Emanuel Arratia, a 31-year-old graphic designer, said he believed Bolivia needed the kind of shock therapy administered by President Javier Milei to turn around his country's inflation-wracked economy.

"What people are looking for now, beyond a shift from left to right, is a return to stability," Daniela Osorio Michel, a Bolivian political scientist at the German Institute for Global and Area Studies, told AFP.

Doria Medina and Quiroga, both on their fourth run for president, have touted their experience in business and politics as qualifying them for the tall task of saving Bolivia from bankruptcy.

Doria Medina, a millionaire, built Bolivia's biggest skyscraper and owns the local Burger King fast food franchise.

Quiroga served as vice-president under ex-dictator Hugo Banzer and then briefly as president when Banzer stepped down to fight cancer in 2001.

Morales looms large

Morales, who was barred from standing for a fourth term, has cast a long shadow over the campaign.

The 65-year-old has called on his rural Indigenous supporters to spoil their ballots in protest at his exclusion.

Voting in his central Cochambamba stronghold, he slammed "an election without the people," of whom he claims to be the sole representative.
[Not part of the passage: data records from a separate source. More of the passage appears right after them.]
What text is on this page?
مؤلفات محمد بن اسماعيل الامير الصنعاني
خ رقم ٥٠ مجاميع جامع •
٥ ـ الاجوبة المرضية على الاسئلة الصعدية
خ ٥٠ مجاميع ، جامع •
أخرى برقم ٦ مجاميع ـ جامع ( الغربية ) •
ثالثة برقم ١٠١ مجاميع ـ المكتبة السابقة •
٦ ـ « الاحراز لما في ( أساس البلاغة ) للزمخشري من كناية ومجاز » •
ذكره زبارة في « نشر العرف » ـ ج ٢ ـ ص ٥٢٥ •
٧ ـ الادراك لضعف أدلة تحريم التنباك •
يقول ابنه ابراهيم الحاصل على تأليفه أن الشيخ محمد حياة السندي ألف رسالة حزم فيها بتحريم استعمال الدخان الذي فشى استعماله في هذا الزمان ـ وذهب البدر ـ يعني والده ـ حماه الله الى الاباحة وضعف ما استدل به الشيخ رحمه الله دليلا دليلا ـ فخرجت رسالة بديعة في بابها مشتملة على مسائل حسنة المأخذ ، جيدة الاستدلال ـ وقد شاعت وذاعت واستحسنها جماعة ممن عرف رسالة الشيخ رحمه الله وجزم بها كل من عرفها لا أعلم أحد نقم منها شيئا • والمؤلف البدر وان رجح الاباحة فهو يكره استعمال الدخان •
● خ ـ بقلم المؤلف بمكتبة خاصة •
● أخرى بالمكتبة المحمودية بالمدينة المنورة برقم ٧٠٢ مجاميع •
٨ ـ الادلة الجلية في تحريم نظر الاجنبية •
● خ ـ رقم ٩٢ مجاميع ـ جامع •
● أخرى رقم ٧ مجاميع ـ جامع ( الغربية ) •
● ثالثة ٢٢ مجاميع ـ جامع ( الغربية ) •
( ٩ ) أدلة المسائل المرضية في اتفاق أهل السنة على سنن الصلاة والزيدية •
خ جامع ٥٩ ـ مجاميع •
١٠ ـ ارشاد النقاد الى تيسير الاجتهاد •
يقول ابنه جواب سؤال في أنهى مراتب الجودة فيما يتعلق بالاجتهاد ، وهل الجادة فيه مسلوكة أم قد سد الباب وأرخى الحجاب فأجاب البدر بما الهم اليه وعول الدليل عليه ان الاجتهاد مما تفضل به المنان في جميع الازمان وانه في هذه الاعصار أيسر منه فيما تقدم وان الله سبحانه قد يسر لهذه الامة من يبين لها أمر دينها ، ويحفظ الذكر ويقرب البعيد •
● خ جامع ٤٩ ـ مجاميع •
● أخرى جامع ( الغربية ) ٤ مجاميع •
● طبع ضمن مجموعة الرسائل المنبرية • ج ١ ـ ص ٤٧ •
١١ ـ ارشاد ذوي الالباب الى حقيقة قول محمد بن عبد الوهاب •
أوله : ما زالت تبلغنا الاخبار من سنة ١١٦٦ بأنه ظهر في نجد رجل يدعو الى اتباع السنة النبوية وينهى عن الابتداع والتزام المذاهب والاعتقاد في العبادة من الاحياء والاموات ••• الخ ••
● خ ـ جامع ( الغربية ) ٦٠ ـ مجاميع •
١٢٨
Several Indigenous voters told AFP they would spoil their ballots because they did not feel represented by any of the candidates.

Bolivia enjoyed more than a decade of strong growth and Indigenous upliftment under Morales, who nationalized the gas sector and ploughed the proceeds into social programs that halved extreme poverty.

But underinvestment in exploration has caused gas revenues to implode, falling from a peak of $6.1 billion in 2013 to $1.6 billion last year.

With the country's other major resource, lithium, still underground, the government has nearly run out of the foreign exchange needed to import fuel, wheat and other key commodities.